A year ahead of the local and parliamentary elections, Romania might have a technocratic cabinet.
Seen by the entire Romanian society as the best solution to the perceived uselessness of political cabinets in post-communist Romania, the technocratic government headed by Dacian Ciolos has a difficult task ahead. They must live up to the expectations that Romanians are voicing more insistently than ever before, to their hopes for a transparent and efficient government, unstained by corruption and petty interests.
The 22 candidates nominated by the ex-European Commissioner Dacian Ciolos are little known to the general public, although their past accomplishments justify their nomination. Among them are both experienced private sector managers, such as Costin Grigore Borc, nominated for the positions of deputy PM and Economy Minister, and high-profile diplomats, such as the presidential adviser Lazar Comanescu, proposed for the Foreign Ministry and the current Romanian Ambassador in London, Mihnea Motoc, for the Defense Ministry. Senior EU staff like Anca Dragu Paliu for the Finance Ministry and civil society activists like Cristina Guseth for the Justice Ministry are also among nominees.

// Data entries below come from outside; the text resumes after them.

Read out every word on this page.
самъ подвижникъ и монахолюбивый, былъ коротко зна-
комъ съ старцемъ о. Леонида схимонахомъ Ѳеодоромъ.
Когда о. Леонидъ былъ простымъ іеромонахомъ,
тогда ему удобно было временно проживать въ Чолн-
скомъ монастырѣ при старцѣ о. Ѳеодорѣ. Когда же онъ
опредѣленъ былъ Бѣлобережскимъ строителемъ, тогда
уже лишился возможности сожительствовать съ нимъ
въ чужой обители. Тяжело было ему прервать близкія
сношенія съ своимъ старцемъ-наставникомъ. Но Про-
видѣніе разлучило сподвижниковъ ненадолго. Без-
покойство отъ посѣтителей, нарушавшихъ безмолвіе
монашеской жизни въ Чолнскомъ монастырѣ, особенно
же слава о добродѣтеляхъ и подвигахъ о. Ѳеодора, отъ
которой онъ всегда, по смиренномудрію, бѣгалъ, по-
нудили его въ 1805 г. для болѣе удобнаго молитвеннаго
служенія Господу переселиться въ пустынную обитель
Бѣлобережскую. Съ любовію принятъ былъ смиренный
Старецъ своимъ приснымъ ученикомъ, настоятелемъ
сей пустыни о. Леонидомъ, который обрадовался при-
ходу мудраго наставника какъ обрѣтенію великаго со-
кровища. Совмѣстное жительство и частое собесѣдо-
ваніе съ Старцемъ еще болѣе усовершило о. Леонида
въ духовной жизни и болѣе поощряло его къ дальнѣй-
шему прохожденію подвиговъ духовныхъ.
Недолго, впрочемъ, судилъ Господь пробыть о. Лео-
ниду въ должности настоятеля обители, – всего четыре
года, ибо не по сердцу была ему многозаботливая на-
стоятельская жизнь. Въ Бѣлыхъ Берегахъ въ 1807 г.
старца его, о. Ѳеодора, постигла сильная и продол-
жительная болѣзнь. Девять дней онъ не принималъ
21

The future cabinet will also include people whose professional careers did have connections with the political arena, as is the case with the other deputy PM, sociologist Vasile Dincu, nominated for the Regional Development Minister, who was a senator and a member of the Social Democratic Party, the largest left-wing party in Romania. Dacian Ciolos explained the criteria on which the nominations were based:
“I wanted my cabinet to be made up of professionals, people of moral integrity who are open to dialogue. This is the team I will present in Parliament, and I hope we will get Parliament’s endorsement.”

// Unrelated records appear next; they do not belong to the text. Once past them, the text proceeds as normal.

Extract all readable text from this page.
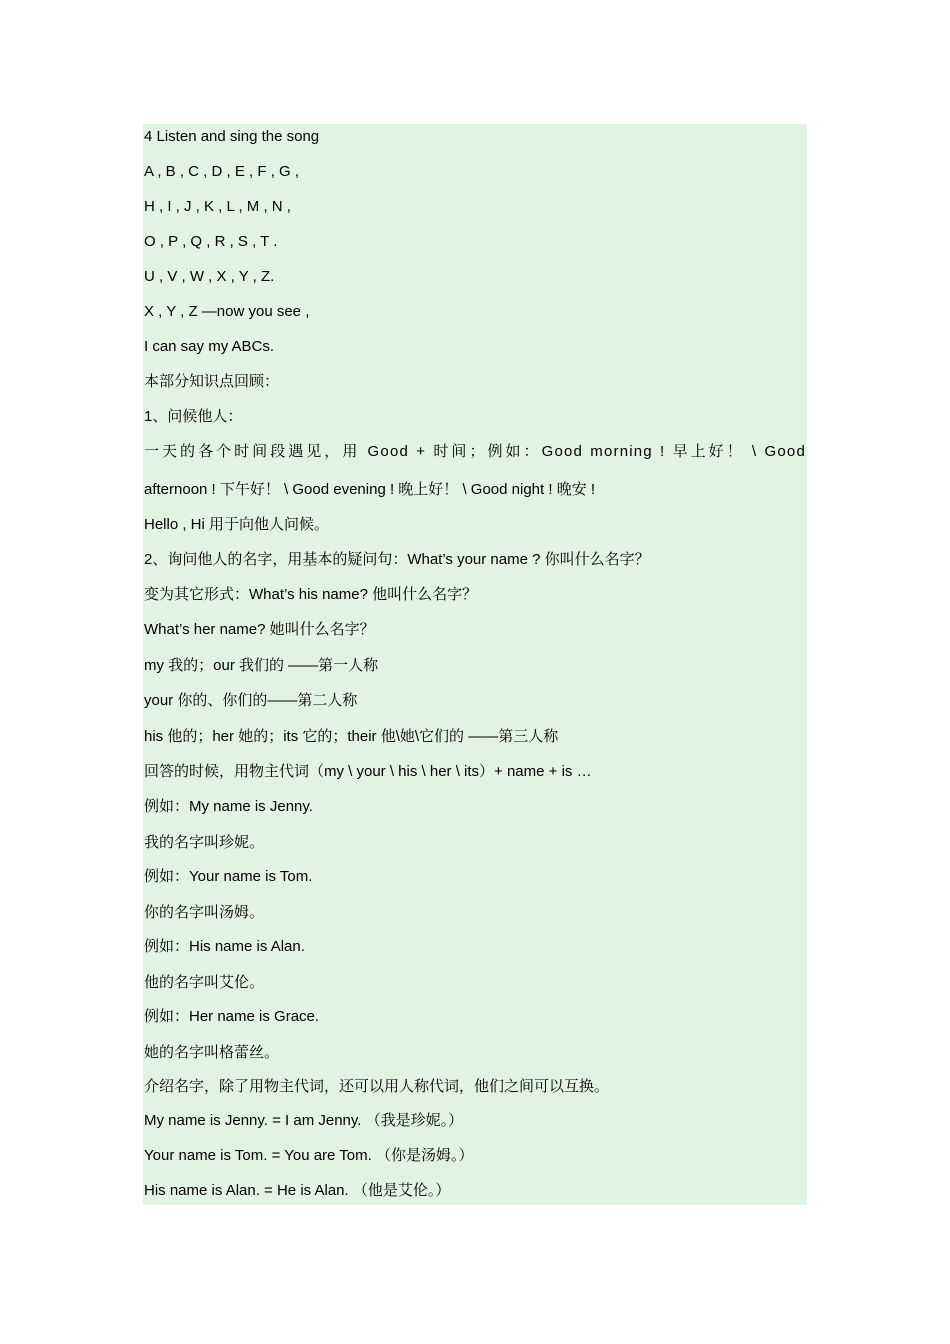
4 Listen and sing the song
A , B , C , D , E , F , G ,
H , I , J , K , L , M , N ,
O , P , Q , R , S , T .
U , V , W , X , Y , Z.
X , Y , Z —now you see ,
I can say my ABCs.
本部分知识点回顾：
1、问候他人：
一天的各个时间段遇见，用 Good + 时间；例如：Good morning ! 早上好！ \ Good
afternoon ! 下午好！ \ Good evening ! 晚上好！ \ Good night ! 晚安 !
Hello , Hi 用于向他人问候。
2、询问他人的名字，用基本的疑问句：What’s your name ? 你叫什么名字？
变为其它形式：What’s his name? 他叫什么名字？
What’s her name? 她叫什么名字？
my 我的；our 我们的 ——第一人称
your 你的、你们的——第二人称
his 他的；her 她的；its 它的；their 他\她\它们的 ——第三人称
回答的时候，用物主代词（my \ your \ his \ her \ its）+ name + is …
例如：My name is Jenny.
我的名字叫珍妮。
例如：Your name is Tom.
你的名字叫汤姆。
例如：His name is Alan.
他的名字叫艾伦。
例如：Her name is Grace.
她的名字叫格蕾丝。
介绍名字，除了用物主代词，还可以用人称代词，他们之间可以互换。
My name is Jenny. = I am Jenny. （我是珍妮。）
Your name is Tom. = You are Tom. （你是汤姆。）
His name is Alan. = He is Alan. （他是艾伦。）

The vote will most likely take place on Tuesday, after hearings in the specialised parliamentary committees. Once sworn in, the first priority of the new cabinet will be next year’s public budget. Dacian Ciolos:
“I have no intention to cut down budget allocations or to take back the various amendments that Parliament has already approved. But neither do I want to jeopardise Romania’s credibility by proposing a public budget structure lacking the required consistency and substance.”

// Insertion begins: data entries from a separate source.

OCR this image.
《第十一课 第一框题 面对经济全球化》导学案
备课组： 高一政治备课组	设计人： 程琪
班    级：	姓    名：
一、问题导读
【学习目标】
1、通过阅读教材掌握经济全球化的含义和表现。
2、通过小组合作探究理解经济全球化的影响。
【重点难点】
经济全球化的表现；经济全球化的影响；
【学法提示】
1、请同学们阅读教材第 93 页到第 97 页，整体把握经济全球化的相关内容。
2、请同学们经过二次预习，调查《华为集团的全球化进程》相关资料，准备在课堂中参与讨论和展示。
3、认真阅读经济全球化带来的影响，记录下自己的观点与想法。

Considering the positions expressed by the leaders of the main parliamentary parties, the vote validating the Ciolos Cabinet will be a mere formality. According to political analysts, parties are bound to endorse the new cabinet, because they will not risk losing symbolic capital one year before the local and parliamentary elections, at a time when people want an in-depth reform of the political class, instead of the shallow changes they have seen so far.